Pakistan extends visa of all foreigners till end of April


The photo has been used for illustrative purpose.

Tariq Butt, Correspondent 


The federal government has extended visa validity of foreign nationals residing in Pakistan till the end of this month in the wake of COVID-19 pandemic.

The interior ministry announced the decision has been taken in view of the outbreak of coronavirus and as part of the government’s measures to mitigate the spread of the deadly virus through "any interaction with the public at large.”

It said that the government has decided to approve the validity of all types of visas issued to foreign nationals, who are currently in Pakistan.

The exemption will be applicable for all visas that have expired since March 15 and are due to expire before April 30. "All such visas shall be deemed to be valid till 30th April, 2020,” the ministry said.

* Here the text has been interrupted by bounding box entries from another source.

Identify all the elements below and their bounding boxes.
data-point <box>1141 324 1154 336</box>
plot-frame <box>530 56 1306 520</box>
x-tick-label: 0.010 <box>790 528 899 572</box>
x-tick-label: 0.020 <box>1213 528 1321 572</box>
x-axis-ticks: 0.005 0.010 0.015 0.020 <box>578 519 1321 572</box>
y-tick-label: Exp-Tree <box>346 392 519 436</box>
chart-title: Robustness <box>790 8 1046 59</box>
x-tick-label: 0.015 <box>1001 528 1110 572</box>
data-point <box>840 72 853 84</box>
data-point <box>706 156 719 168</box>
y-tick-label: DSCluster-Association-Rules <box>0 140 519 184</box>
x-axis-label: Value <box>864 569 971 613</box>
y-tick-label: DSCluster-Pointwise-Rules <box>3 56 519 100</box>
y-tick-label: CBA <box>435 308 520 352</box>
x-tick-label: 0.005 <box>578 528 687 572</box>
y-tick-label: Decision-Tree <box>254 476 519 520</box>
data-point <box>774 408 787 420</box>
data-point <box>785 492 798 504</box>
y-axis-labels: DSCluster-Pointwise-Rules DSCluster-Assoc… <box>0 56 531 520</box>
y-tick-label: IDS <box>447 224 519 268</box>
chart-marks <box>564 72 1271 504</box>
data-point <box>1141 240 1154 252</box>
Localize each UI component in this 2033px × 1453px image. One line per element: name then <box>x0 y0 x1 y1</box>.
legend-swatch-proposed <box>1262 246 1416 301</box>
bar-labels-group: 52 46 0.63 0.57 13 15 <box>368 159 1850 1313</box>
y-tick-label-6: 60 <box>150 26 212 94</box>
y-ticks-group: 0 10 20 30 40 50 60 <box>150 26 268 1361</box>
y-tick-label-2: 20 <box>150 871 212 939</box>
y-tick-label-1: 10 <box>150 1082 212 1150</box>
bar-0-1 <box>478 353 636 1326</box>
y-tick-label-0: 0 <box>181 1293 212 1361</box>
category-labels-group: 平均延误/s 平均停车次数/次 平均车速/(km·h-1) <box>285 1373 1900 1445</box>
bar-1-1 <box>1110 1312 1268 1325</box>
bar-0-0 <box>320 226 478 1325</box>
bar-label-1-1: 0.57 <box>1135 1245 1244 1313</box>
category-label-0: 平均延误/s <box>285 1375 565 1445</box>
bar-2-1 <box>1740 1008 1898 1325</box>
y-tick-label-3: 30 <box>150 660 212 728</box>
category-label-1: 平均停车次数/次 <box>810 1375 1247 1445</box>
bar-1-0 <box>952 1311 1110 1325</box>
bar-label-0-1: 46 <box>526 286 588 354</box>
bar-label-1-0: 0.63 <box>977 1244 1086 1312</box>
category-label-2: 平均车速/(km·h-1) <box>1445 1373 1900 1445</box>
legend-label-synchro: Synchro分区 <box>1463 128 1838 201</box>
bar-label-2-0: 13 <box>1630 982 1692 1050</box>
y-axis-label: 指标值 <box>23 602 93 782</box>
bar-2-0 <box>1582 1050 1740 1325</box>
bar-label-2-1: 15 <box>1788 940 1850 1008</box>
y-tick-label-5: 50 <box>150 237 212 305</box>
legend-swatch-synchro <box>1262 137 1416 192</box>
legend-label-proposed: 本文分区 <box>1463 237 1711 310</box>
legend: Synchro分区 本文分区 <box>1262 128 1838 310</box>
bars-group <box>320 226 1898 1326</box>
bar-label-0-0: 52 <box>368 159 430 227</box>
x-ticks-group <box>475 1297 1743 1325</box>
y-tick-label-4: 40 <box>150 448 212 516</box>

The ministry has informed the Foreign Office, the Federal Investigation Agency’s Immigration Department and the Directorate General of Immigration and Passports (IMPASS) about the decision.

Meanwhile, Iran has handed over 118 Pakistani nationals, including 11 women and 32 children, to the Levies Force officials in Taftan, Chagai district.

Officials said these nationals were living in Iran without valid travel documents and arrested in different parts of the country by Iranian authorities.

All of them were screened and shifted to a quarantine centre in Taftan, near the Pak-Iran border, soon after their arrival in Pakistan, added the officials.

Meanwhile, 21 Pakistani nationals returned from Iran as the immigration clearance process was restored temporarily for them at Taftan in Pakistan and Mirjaveh in Iran to aid them in leaving the country.

These 21 Pakistanis from Iran were mainly businessmen and students and who were also quarantined after screening for the new coronavirus by the health teams deputed in Taftan town, said FIA officials.

For over 300 Pakistani students studying in Bangladesh under the quota scholarship programme of the South Asian Association for Regional Cooperation (Saarc), life these days seems to be a never-ending nightmare.

"Earlier, I was residing in a hostel in Rajshahi and after my fellow students from India, Bhutan, Nepal and Sri Lanka were evacuated by their respective countries, I was shifted to a hostel in Dhaka,” said medical student Rija Hameed said.

Most male and female students said limited access to food amid a lockdown in the country coupled with Bangladesh’s fragile healthcare system was making them nervous. "For days on end, we have been subsisting either on bread and jam or just biscuits.”